THE BLACK AND WHITE KEY

Ulrike Buhl ist Künstlerin und Kuratorin der Ausstellung THE BLACK AND WHITE KEY, welche ab dem 20. März im SCHAU FENSTER – RAUM FÜR KUNST zu sehen ist.

Die Gruppenausstellung THE BLACK AND WHITE KEY zeigt dreizehn zeitgenössische Künstlerinnen und Künstler die sich mit den umwälzenden politischen und gesellschaftlichen Geschehnissen der jüngsten Zeit beschäftigen und über die grundlegenden Elemente der Existenz reflektieren.

VS_schaufenster_karte_final_rgb_web600

Im Pressetext schreiben Sie, dass ein „inhaltlich aufgeladenes Ausstellungskonzept“ präsentiert wird. Können Sie uns mehr über das Ausstellungskonzept erzählen?

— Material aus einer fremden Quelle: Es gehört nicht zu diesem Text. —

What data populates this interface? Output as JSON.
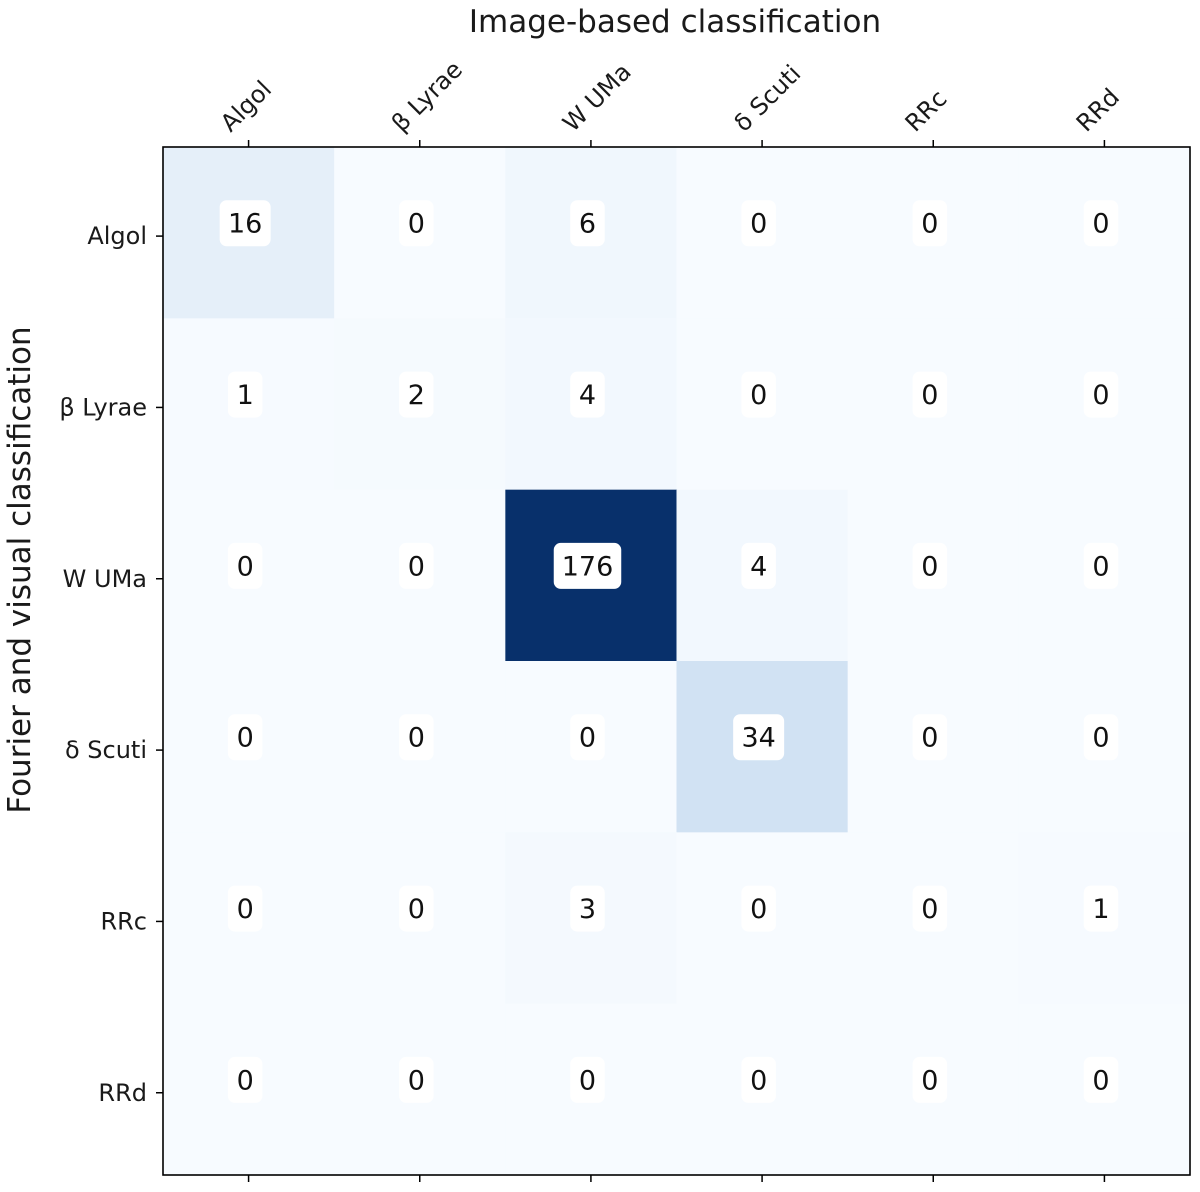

Mir geht es nicht darum, um konkrete Antworten abzuliefern, sondern Fragen anzuregen, Fragen zu stellen. THE BLACK AND WHITE KEY ist eine Suche universeller Wertefindung. Was sind unsere Werte heute – woran glauben wir? Wie schaffen wir neue Werte? Gibt es, in vollem Gegensatz zum heute überwiegend materiell bestimmten Lebensentwurf der Menschen, Fragestellungen, die hinter allem menschlichen Wesen auch heute noch nach Hintergründen fragen, Herkunftsmäßiges suchen? Wie stellen wir heute jene Fragen, die erkunden möchten, woher wir kommen und wohin wir gehen?

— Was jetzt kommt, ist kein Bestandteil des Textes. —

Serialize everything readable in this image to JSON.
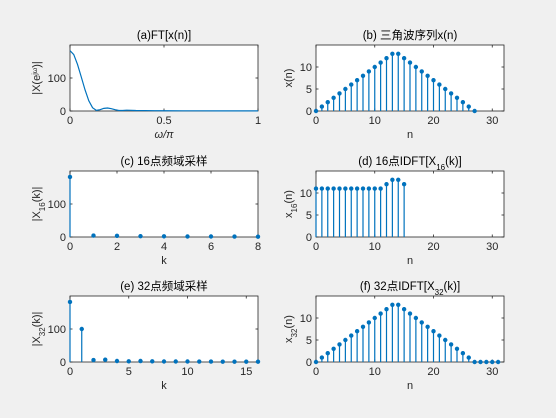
{
  "colors": {
    "series": "#0072bd",
    "background": "#f0f0f0",
    "axes": "#ffffff",
    "axis_line": "#262626"
  },
  "chart_data": [
    {
      "id": "a",
      "type": "line",
      "title": "(a)FT[x(n)]",
      "xlabel": "ω/π",
      "ylabel": "|X(e^jω)|",
      "xlim": [
        0,
        1
      ],
      "ylim": [
        0,
        200
      ],
      "xticks": [
        0,
        0.5,
        1
      ],
      "yticks": [
        0,
        100
      ],
      "x": [
        0,
        0.02,
        0.04,
        0.06,
        0.08,
        0.1,
        0.12,
        0.14,
        0.16,
        0.18,
        0.2,
        0.22,
        0.24,
        0.26,
        0.28,
        0.3,
        0.35,
        0.4,
        0.45,
        0.5,
        0.6,
        0.7,
        0.8,
        0.9,
        1.0
      ],
      "y": [
        183,
        171,
        141,
        103,
        64,
        31,
        10,
        2,
        4,
        8,
        9,
        7,
        4,
        1.5,
        1.5,
        2.5,
        1.5,
        1.3,
        1,
        0.8,
        0.6,
        0.5,
        0.4,
        0.3,
        0.3
      ]
    },
    {
      "id": "b",
      "type": "stem",
      "title": "(b) 三角波序列x(n)",
      "xlabel": "n",
      "ylabel": "x(n)",
      "xlim": [
        0,
        32
      ],
      "ylim": [
        0,
        15
      ],
      "xticks": [
        0,
        10,
        20,
        30
      ],
      "yticks": [
        0,
        5,
        10
      ],
      "x": [
        0,
        1,
        2,
        3,
        4,
        5,
        6,
        7,
        8,
        9,
        10,
        11,
        12,
        13,
        14,
        15,
        16,
        17,
        18,
        19,
        20,
        21,
        22,
        23,
        24,
        25,
        26,
        27
      ],
      "y": [
        0,
        1,
        2,
        3,
        4,
        5,
        6,
        7,
        8,
        9,
        10,
        11,
        12,
        13,
        13,
        12,
        11,
        10,
        9,
        8,
        7,
        6,
        5,
        4,
        3,
        2,
        1,
        0
      ]
    },
    {
      "id": "c",
      "type": "stem",
      "title": "(c) 16点频域采样",
      "xlabel": "k",
      "ylabel": "|X16(k)|",
      "xlim": [
        0,
        8
      ],
      "ylim": [
        0,
        200
      ],
      "xticks": [
        0,
        2,
        4,
        6,
        8
      ],
      "yticks": [
        0,
        100
      ],
      "x": [
        0,
        1,
        2,
        3,
        4,
        5,
        6,
        7,
        8
      ],
      "y": [
        182,
        4.5,
        3.5,
        2.5,
        2,
        1.5,
        1.5,
        1.3,
        1
      ]
    },
    {
      "id": "d",
      "type": "stem",
      "title": "(d) 16点IDFT[X16(k)]",
      "xlabel": "n",
      "ylabel": "x16(n)",
      "xlim": [
        0,
        32
      ],
      "ylim": [
        0,
        15
      ],
      "xticks": [
        0,
        10,
        20,
        30
      ],
      "yticks": [
        0,
        5,
        10
      ],
      "x": [
        0,
        1,
        2,
        3,
        4,
        5,
        6,
        7,
        8,
        9,
        10,
        11,
        12,
        13,
        14,
        15
      ],
      "y": [
        11,
        11,
        11,
        11,
        11,
        11,
        11,
        11,
        11,
        11,
        11,
        11,
        12,
        13,
        13,
        12
      ]
    },
    {
      "id": "e",
      "type": "stem",
      "title": "(e) 32点频域采样",
      "xlabel": "k",
      "ylabel": "|X32(k)|",
      "xlim": [
        0,
        16
      ],
      "ylim": [
        0,
        200
      ],
      "xticks": [
        0,
        5,
        10,
        15
      ],
      "yticks": [
        0,
        100
      ],
      "x": [
        0,
        1,
        2,
        3,
        4,
        5,
        6,
        7,
        8,
        9,
        10,
        11,
        12,
        13,
        14,
        15,
        16
      ],
      "y": [
        182,
        100,
        6,
        7,
        3,
        2,
        3,
        2,
        1.5,
        1.5,
        1.5,
        1.2,
        1.2,
        1,
        1,
        1,
        1
      ]
    },
    {
      "id": "f",
      "type": "stem",
      "title": "(f) 32点IDFT[X32(k)]",
      "xlabel": "n",
      "ylabel": "x32(n)",
      "xlim": [
        0,
        32
      ],
      "ylim": [
        0,
        15
      ],
      "xticks": [
        0,
        10,
        20,
        30
      ],
      "yticks": [
        0,
        5,
        10
      ],
      "x": [
        0,
        1,
        2,
        3,
        4,
        5,
        6,
        7,
        8,
        9,
        10,
        11,
        12,
        13,
        14,
        15,
        16,
        17,
        18,
        19,
        20,
        21,
        22,
        23,
        24,
        25,
        26,
        27,
        28,
        29,
        30,
        31
      ],
      "y": [
        0,
        1,
        2,
        3,
        4,
        5,
        6,
        7,
        8,
        9,
        10,
        11,
        12,
        13,
        13,
        12,
        11,
        10,
        9,
        8,
        7,
        6,
        5,
        4,
        3,
        2,
        1,
        0,
        0,
        0,
        0,
        0
      ]
    }
  ]
}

 Ich weigere mich auch in der Bildenden Kunst Fast Food anzubieten, zu produzieren oder zu konsumieren. Damit meine ich, was sofort nach allen Seiten formal und inhaltlich zu entschlüsseln ist, also keine Anstrengung einfordert. Paul Celan wurde mal – glaube ich von einem Literaturkritiker –  gefragt, was denn das Gedicht bedeute, was denn der Inhalt sei usw. Darauf hat Paul Celan geantwortet: er möge es nur oftmals lesen und immer wieder lesen, dann würde sich ihm der Sinn schon entschlüsseln. – Eine bessere Antwort kann man doch gar nicht bekommen.

Das heißt für mich auch: Das Rätselhafte darf rätselhaft bleiben. Heute war ein Artikel im Wirtschaftsblatt von Arne Johannsen: „Junge Banker brauchen Ethik-Unterricht“. Ich finde nicht nur Banker, sondern alle. Hier wird speziell auch nach einem Wertebegriff gefragt. Wir alle stehen in der Verantwortung unserer täglichen Handlungen, vor allem was das Soziale anbelangt. Genau dieser Wertebegriff ist für mich eng verbunden mit der Frage des Woher und Wohin.

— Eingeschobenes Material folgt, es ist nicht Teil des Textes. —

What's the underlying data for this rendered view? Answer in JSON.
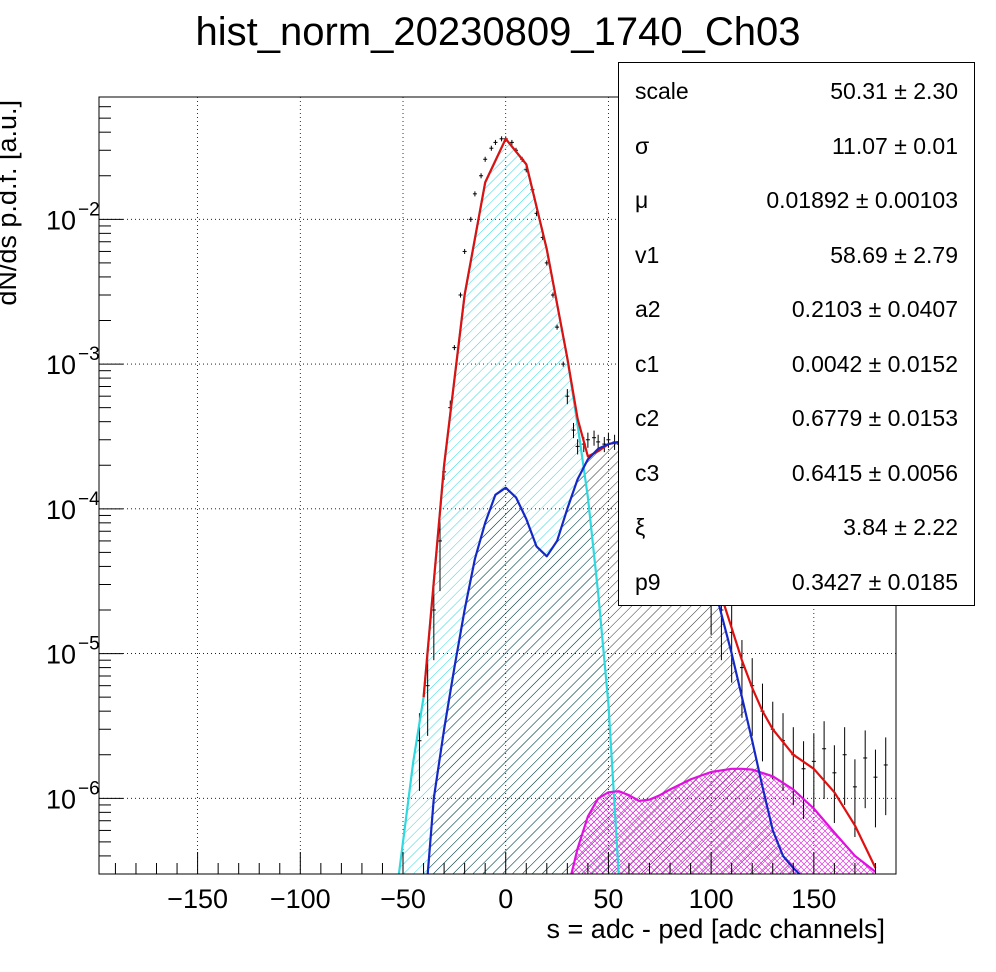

Jeder hat hier andere oder eigene Fragestellungen und eine solche Ausstellung kann meiner Ansicht nach nur eine Sammlung von Ansätzen sein, die eben durch die Ausstellung bestenfalls zu einem Diskurs führen können. Gemeinsam ist uns allen aber eine existenzielle Sicht auf die Phänomene, nur jeder findet hier seinen ganz individuellen Zugang, Fragestellungen und Antworten.

Wolfgang-Betke_Eremitenort
Wolfgang-Betke_Eremitenort 2014. Copyright: Wolfgang-Betke

Wenn ich alles offen aufdecke oder die Grenzen zu eng stecke, würde ich Sie doch um einen eigenen Erkenntnisgewinn bringen, der doch wahrlich nicht nur ein schmerzhafter, sondern vielmals auch ein beglückender Moment sein kann. Ich würde Ihnen Ihre eigene Autorität, damit Ihr Eigenleben – und Eigendenken, folglich Ihren Freiheitsbegriff absprechen und Sie um diesen Glücksmoment berauben. Glück bedeutet für mich nicht nur „Happy-sein“, sondern z.B. auch die bittere Erkenntnis, die mich meines Weges ein Stück weiterbringt und dann empfinde ich das als großes Glück, als Gnade, als Geschenk. Diese Ambivalenz ist es, was mich interessiert. Die Spaltung, eine Spaltung zieht doch mitten durch unsere Gesellschaft, auch wenn wir das noch nicht wahrhaben wollen. Aber es ist da, ganz konkret und ist im Zunehmen begriffen.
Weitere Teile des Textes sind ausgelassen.